Brett Giroir, the four-star admiral formerly on the White House Covid task force, summed up research as it stands now. “We have mechanisms that are anywhere from persistence of SARS-CoV-2 to the activation of other viruses, to autoantibodies to distant inflammation in the brain, to profibrotic signals in the lung. And who the hell knows what’s going on in the cardiac system, as Harlan [Krumholz] said, because we really don’t have a clue,” he said. “We have a multiyear NIH study ongoing that could prove to be definitive. But what can we do in the short term? We can’t wait five to 10 years for the patients that Harlan has described who are in such suffering.”

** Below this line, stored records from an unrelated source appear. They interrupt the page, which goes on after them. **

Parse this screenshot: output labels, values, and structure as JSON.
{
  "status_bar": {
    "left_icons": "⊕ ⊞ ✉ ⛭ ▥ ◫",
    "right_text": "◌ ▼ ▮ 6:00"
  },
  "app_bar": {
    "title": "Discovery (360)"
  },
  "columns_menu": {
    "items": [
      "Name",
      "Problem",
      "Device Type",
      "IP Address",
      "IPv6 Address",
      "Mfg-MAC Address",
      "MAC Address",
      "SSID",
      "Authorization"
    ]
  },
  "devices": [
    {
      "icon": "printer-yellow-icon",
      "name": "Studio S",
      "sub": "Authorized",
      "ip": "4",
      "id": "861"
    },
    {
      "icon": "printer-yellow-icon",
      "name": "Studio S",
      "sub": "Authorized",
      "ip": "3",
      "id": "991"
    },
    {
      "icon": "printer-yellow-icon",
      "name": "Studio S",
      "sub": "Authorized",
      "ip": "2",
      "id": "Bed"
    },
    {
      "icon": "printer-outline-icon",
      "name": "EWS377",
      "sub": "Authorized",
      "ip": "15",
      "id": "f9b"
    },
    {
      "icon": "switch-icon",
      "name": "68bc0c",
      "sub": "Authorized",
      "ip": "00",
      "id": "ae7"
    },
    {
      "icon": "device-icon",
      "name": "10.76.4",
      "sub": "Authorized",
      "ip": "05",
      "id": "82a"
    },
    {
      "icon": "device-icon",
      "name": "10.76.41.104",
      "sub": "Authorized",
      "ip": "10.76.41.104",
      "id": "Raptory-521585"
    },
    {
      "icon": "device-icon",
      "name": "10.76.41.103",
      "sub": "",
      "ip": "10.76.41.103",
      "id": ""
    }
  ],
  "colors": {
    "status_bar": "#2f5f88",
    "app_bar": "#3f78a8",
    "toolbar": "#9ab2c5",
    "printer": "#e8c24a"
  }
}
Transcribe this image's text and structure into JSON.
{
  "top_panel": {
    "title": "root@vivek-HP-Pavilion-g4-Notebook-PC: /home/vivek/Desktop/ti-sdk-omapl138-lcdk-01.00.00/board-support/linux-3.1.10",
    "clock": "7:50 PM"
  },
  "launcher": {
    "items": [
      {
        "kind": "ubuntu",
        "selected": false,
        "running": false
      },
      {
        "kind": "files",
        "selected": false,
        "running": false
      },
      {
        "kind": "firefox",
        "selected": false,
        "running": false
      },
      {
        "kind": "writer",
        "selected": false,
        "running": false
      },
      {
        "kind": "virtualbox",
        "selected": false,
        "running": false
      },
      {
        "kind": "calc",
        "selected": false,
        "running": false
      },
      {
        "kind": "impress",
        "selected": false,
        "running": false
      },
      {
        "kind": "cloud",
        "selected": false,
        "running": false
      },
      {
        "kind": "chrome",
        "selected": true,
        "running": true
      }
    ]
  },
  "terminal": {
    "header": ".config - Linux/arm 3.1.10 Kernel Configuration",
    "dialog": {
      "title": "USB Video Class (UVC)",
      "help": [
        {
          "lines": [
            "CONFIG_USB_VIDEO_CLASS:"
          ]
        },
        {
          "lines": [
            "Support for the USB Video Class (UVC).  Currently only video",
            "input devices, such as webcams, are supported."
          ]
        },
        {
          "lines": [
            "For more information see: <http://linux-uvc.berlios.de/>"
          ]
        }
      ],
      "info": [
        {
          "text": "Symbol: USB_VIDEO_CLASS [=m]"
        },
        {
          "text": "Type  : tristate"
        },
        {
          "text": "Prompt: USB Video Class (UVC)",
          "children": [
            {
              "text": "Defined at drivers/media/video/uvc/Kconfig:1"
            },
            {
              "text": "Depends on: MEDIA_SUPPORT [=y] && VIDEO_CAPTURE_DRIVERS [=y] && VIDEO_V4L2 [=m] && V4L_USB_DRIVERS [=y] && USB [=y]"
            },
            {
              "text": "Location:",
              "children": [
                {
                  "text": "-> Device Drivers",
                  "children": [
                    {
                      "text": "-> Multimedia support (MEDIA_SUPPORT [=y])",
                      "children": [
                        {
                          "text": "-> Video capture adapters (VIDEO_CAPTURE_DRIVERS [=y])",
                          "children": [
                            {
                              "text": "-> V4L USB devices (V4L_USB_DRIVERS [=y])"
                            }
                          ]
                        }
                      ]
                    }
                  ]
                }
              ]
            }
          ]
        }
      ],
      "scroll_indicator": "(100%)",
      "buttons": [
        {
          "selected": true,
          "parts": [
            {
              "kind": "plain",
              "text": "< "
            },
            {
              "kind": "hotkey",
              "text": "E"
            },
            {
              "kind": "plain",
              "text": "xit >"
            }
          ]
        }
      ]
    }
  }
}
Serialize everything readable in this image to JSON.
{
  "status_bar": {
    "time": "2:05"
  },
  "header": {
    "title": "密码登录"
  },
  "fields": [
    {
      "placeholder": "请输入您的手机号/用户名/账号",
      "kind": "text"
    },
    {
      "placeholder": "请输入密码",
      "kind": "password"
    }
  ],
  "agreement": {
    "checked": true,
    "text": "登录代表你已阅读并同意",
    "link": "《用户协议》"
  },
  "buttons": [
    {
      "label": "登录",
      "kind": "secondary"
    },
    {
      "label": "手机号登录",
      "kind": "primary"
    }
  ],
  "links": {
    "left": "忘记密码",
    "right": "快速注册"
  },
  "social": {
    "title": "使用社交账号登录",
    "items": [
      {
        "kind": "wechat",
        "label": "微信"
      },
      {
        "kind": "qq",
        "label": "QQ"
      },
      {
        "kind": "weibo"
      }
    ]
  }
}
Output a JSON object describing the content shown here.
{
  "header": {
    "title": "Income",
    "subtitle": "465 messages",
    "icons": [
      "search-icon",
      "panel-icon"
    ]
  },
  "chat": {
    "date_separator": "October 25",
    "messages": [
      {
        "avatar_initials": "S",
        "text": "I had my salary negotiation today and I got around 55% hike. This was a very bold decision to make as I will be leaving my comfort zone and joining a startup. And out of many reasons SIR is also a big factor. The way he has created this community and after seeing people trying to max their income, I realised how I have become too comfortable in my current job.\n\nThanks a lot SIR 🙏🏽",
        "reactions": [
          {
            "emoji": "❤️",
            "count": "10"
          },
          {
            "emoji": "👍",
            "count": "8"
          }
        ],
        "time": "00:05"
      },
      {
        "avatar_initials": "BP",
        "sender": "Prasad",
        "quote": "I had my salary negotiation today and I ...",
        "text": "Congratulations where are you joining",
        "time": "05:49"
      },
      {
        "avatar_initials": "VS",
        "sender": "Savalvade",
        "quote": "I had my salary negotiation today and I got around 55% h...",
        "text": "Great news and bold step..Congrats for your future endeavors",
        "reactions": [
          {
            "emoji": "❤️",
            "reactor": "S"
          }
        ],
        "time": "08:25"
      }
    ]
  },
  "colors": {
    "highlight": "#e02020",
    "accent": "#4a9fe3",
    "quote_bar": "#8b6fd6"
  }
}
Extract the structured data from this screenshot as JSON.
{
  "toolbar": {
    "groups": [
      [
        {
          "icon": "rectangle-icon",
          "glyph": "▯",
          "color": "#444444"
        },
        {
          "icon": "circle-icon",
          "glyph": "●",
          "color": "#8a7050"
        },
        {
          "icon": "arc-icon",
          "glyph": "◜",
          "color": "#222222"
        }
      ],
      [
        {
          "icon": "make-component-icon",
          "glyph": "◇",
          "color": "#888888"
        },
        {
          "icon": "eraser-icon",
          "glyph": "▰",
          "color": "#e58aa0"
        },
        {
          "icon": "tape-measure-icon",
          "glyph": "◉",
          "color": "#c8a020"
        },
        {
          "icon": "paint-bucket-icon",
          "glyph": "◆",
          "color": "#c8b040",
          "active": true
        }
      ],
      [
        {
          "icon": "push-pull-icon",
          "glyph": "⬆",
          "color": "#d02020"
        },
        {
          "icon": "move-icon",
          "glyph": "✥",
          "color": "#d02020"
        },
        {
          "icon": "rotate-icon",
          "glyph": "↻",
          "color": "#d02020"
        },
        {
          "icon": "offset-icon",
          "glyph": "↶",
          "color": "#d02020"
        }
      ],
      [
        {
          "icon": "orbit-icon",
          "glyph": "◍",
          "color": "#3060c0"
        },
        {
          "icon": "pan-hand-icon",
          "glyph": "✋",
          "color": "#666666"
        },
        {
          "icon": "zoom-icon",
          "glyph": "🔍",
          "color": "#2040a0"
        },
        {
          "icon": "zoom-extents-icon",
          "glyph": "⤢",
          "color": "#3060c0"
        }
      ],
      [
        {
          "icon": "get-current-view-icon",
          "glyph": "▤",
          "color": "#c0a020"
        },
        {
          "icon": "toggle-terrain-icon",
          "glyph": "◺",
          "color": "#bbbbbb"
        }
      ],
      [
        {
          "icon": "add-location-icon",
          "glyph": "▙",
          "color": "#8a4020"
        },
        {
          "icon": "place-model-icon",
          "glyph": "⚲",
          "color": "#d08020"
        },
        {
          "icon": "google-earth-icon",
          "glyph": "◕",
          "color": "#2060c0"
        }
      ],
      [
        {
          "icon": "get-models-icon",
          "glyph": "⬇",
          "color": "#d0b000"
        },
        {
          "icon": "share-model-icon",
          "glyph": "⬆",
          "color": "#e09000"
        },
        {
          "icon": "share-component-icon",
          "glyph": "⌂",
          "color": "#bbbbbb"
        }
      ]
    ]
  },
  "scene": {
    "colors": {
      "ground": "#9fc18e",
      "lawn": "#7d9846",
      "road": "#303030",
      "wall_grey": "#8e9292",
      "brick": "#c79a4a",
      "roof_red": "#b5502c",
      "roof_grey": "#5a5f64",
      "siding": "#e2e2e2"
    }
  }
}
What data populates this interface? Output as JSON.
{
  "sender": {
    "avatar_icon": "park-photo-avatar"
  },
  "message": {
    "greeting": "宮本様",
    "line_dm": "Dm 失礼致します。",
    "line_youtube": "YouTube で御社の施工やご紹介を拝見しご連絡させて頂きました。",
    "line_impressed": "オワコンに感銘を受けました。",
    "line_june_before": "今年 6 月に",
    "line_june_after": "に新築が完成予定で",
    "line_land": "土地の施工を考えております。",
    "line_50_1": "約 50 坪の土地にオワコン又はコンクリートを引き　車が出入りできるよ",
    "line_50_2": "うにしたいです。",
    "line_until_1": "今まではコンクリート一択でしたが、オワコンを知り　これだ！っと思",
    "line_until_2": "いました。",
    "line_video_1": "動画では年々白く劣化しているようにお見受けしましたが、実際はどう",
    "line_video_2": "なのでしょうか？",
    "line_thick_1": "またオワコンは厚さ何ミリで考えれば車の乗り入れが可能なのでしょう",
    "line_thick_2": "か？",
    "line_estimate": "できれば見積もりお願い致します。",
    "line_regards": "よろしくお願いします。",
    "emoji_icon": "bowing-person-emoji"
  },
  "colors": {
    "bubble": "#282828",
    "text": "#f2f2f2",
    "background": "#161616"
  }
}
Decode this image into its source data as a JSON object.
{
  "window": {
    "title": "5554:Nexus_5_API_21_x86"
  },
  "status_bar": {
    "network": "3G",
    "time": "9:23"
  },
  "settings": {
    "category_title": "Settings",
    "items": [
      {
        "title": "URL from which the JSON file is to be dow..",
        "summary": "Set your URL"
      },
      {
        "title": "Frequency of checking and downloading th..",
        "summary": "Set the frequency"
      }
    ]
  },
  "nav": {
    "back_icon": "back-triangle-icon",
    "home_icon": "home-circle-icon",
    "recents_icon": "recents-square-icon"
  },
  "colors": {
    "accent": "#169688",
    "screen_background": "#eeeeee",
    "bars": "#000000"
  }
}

Eric Rubin, an immunologist at Harvard Medical School and editor of the New England Journal of Medicine, pointed to the power of big data. “We have lots of patients and we have data,” he said. “I think we’re still looking for a collective sort of wisdom to bring to this question.” In an interview before the conference, Rubin told STAT “there are lots of different symptoms and we haven’t done a very good job of figuring out the vast majority of those,” he said. “What hasn’t worked so far, at least not in ways that I’ve seen it, is describing a syndrome or coming up with a list of criteria for a syndrome, which is how we ordinarily approach new diseases. This entity represents actually a lot of distinct entities. There’s no one long Covid.”
Paul Utz of Stanford University called for more and larger studies to explore autoimmunity and long Covid to understand who has or develops autoantibodies and how they might be contributing. He listed what we don’t yet know: the true prevalence of autoantibodies in Covid or in long Covid; whether it’s transient or permanent; and whether patients go on to develop autoimmunity. “Recover won’t answer this,” he said. Asked about the impact of vaccination on new autoimmunity, he said, “we don’t know if vaccination prevents it, but we speculate that it does.”
Meanwhile, Krumholz is urging people to pool whatever they know to keep patients from wandering in the wilderness of at-best partial solutions for their symptoms.
“It’s about this abyss of ignorance that’s pervading the entire field,” he said. “Most of our tests are insensitive to detect abnormalities, and yet we have people sitting in front of us who are not just lightly affected.”